Now looking back on it all I can feel happy, and I wouldn’t have changed a thing.

I’ve come to realise that there’s so much more that isn’t about the music at all. Trying to figure out where I belong feels like a never ending search and I’m running in circles. I guess I only knew how to navigate through the process of writing a song, writing the lyrics the way I want a feeling to sound, trying to turn an idea into something. But navigating my way in the industry, and existing in a society of social media are skills I don’t have. I’m learning a little more about it with every adventure though.
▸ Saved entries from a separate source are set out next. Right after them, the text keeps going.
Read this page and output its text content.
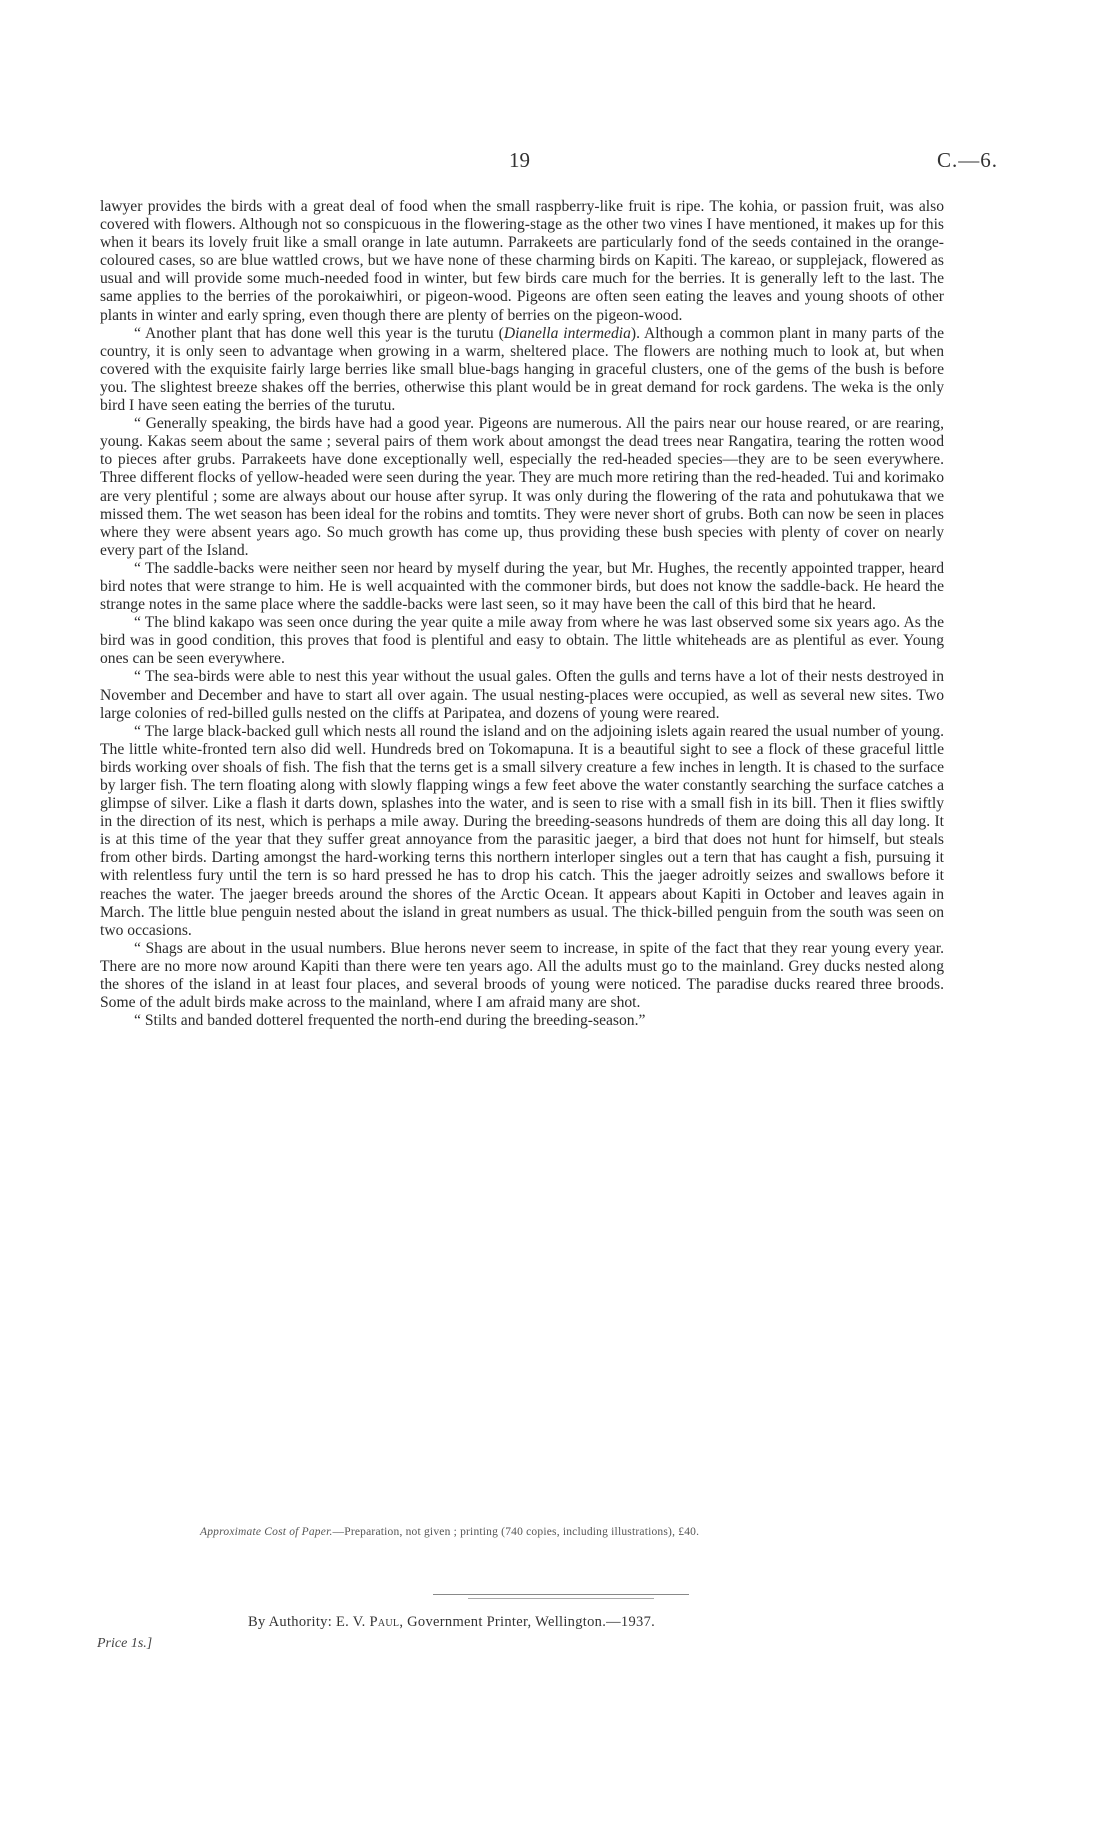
19	C.—6.

lawyer provides the birds with a great deal of food when the small raspberry-like fruit is ripe. The kohia, or passion fruit, was also covered with flowers. Although not so conspicuous in the flowering-stage as the other two vines I have mentioned, it makes up for this when it bears its lovely fruit like a small orange in late autumn. Parrakeets are particularly fond of the seeds contained in the orange-coloured cases, so are blue wattled crows, but we have none of these charming birds on Kapiti. The kareao, or supplejack, flowered as usual and will provide some much-needed food in winter, but few birds care much for the berries. It is generally left to the last. The same applies to the berries of the porokaiwhiri, or pigeon-wood. Pigeons are often seen eating the leaves and young shoots of other plants in winter and early spring, even though there are plenty of berries on the pigeon-wood.

“ Another plant that has done well this year is the turutu (Dianella intermedia). Although a common plant in many parts of the country, it is only seen to advantage when growing in a warm, sheltered place. The flowers are nothing much to look at, but when covered with the exquisite fairly large berries like small blue-bags hanging in graceful clusters, one of the gems of the bush is before you. The slightest breeze shakes off the berries, otherwise this plant would be in great demand for rock gardens. The weka is the only bird I have seen eating the berries of the turutu.

“ Generally speaking, the birds have had a good year. Pigeons are numerous. All the pairs near our house reared, or are rearing, young. Kakas seem about the same ; several pairs of them work about amongst the dead trees near Rangatira, tearing the rotten wood to pieces after grubs. Parrakeets have done exceptionally well, especially the red-headed species—they are to be seen everywhere. Three different flocks of yellow-headed were seen during the year. They are much more retiring than the red-headed. Tui and korimako are very plentiful ; some are always about our house after syrup. It was only during the flowering of the rata and pohutukawa that we missed them. The wet season has been ideal for the robins and tomtits. They were never short of grubs. Both can now be seen in places where they were absent years ago. So much growth has come up, thus providing these bush species with plenty of cover on nearly every part of the Island.

“ The saddle-backs were neither seen nor heard by myself during the year, but Mr. Hughes, the recently appointed trapper, heard bird notes that were strange to him. He is well acquainted with the commoner birds, but does not know the saddle-back. He heard the strange notes in the same place where the saddle-backs were last seen, so it may have been the call of this bird that he heard.

“ The blind kakapo was seen once during the year quite a mile away from where he was last observed some six years ago. As the bird was in good condition, this proves that food is plentiful and easy to obtain. The little whiteheads are as plentiful as ever. Young ones can be seen everywhere.

“ The sea-birds were able to nest this year without the usual gales. Often the gulls and terns have a lot of their nests destroyed in November and December and have to start all over again. The usual nesting-places were occupied, as well as several new sites. Two large colonies of red-billed gulls nested on the cliffs at Paripatea, and dozens of young were reared.

“ The large black-backed gull which nests all round the island and on the adjoining islets again reared the usual number of young. The little white-fronted tern also did well. Hundreds bred on Tokomapuna. It is a beautiful sight to see a flock of these graceful little birds working over shoals of fish. The fish that the terns get is a small silvery creature a few inches in length. It is chased to the surface by larger fish. The tern floating along with slowly flapping wings a few feet above the water constantly searching the surface catches a glimpse of silver. Like a flash it darts down, splashes into the water, and is seen to rise with a small fish in its bill. Then it flies swiftly in the direction of its nest, which is perhaps a mile away. During the breeding-seasons hundreds of them are doing this all day long. It is at this time of the year that they suffer great annoyance from the parasitic jaeger, a bird that does not hunt for himself, but steals from other birds. Darting amongst the hard-working terns this northern interloper singles out a tern that has caught a fish, pursuing it with relentless fury until the tern is so hard pressed he has to drop his catch. This the jaeger adroitly seizes and swallows before it reaches the water. The jaeger breeds around the shores of the Arctic Ocean. It appears about Kapiti in October and leaves again in March. The little blue penguin nested about the island in great numbers as usual. The thick-billed penguin from the south was seen on two occasions.

“ Shags are about in the usual numbers. Blue herons never seem to increase, in spite of the fact that they rear young every year. There are no more now around Kapiti than there were ten years ago. All the adults must go to the mainland. Grey ducks nested along the shores of the island in at least four places, and several broods of young were noticed. The paradise ducks reared three broods. Some of the adult birds make across to the mainland, where I am afraid many are shot.

“ Stilts and banded dotterel frequented the north-end during the breeding-season.”

Approximate Cost of Paper.—Preparation, not given ; printing (740 copies, including illustrations), £40.
By Authority: E. V. Paul, Government Printer, Wellington.—1937.
Price 1s.]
I started writing the album Familiar Strangers a couple of years ago. I recorded little demos in my room nobody listened to. It was like a collection of feelings over the years. I recorded two songs with a producer and never released them. We made big plans that were probably too big for us to handle anyway. It hit me hard that that it didn’t work out, and maybe I became more skeptical about these things after that. 
Then, Abraham contacted me and we met with Ian and Daniel and all of a sudden I signed a contract to work with them. I am so grateful to pH Music for giving me the chance to express myself creatively, and for turning my songs into something more than what I thought they could be. I think I’ve said it before, but it really has been so surreal to make the album, experience my first mini tour, and travel to different places with them.
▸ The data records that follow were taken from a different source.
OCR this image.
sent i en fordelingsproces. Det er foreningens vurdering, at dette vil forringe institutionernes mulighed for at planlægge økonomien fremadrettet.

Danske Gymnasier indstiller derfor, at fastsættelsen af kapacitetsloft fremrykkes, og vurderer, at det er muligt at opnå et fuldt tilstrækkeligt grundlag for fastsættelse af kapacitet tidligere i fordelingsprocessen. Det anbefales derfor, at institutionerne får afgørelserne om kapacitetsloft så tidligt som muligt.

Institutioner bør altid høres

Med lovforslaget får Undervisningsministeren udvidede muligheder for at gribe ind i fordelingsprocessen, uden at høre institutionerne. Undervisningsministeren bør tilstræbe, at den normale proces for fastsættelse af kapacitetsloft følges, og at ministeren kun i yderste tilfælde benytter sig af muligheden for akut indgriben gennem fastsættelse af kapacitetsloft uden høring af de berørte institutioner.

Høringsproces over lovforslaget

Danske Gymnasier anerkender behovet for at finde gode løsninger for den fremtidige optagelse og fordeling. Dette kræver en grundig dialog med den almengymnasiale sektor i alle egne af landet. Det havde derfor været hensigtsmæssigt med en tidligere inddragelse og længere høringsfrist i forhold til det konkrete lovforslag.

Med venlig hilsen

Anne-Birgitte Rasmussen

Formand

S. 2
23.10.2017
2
They listened to all my songs and we chose the ones that stood out. We recorded the songs, released a few singles while we continued to work on the rest of the album. We didn’t have an album title until just before we recorded the last song: Patterson Street. After that came deciding on the track list, working with Adam and Noah for the design and photos, and printing the album. Everything was pretty much “okay so this is done, now on to the next part” and the next, and the next. It made it less daunting looking at things one step at a time. After all that was done came some of the most challenging parts: (that are still a challenge now, to be honest)
Promoting the album,
Trying to stand out in an ocean of people all doing the same thing,
Writing to companies and venues and not getting a response,
Remembering to post on social media even when you feel like you don’t know how to exist,
Attending events when social situations are scary,
Feeling grateful for an audience who listen,
Worrying I may never write another good song,
Talking to media in mandarin and English,
Trying to be in the moment and enjoy the good things when they come,
Planning and executing plans despite all of the above,

And on top of that trying to create from the same honest place I started. It feels like I have done so much, and at the same time it always feels like I haven’t done enough. So many things that I want to do but I don’t know how. And its so easy to get caught up with that, without realising all the wonderful things that have already happened. 

Sorry I haven't really been performing much lately. I've been writing though. Maybe it will turn into a new project, maybe it wouldn't, but I'm still figuring things out. Writing this was supposed to be a 1-year anniversary post for the album, but I took too long to write it (and it is also now too long for an instagram post) but it has become a reminder that all the little steps actually got me somewhere, and I just hadn’t really noticed. Thank you so much for listening to my music. I hope the songs I wrote when I felt alone made you feel less alone somehow. It sure made me feel that way when I sang them. Thank you for reading this, for supporting my music, for writing comments, and for being there.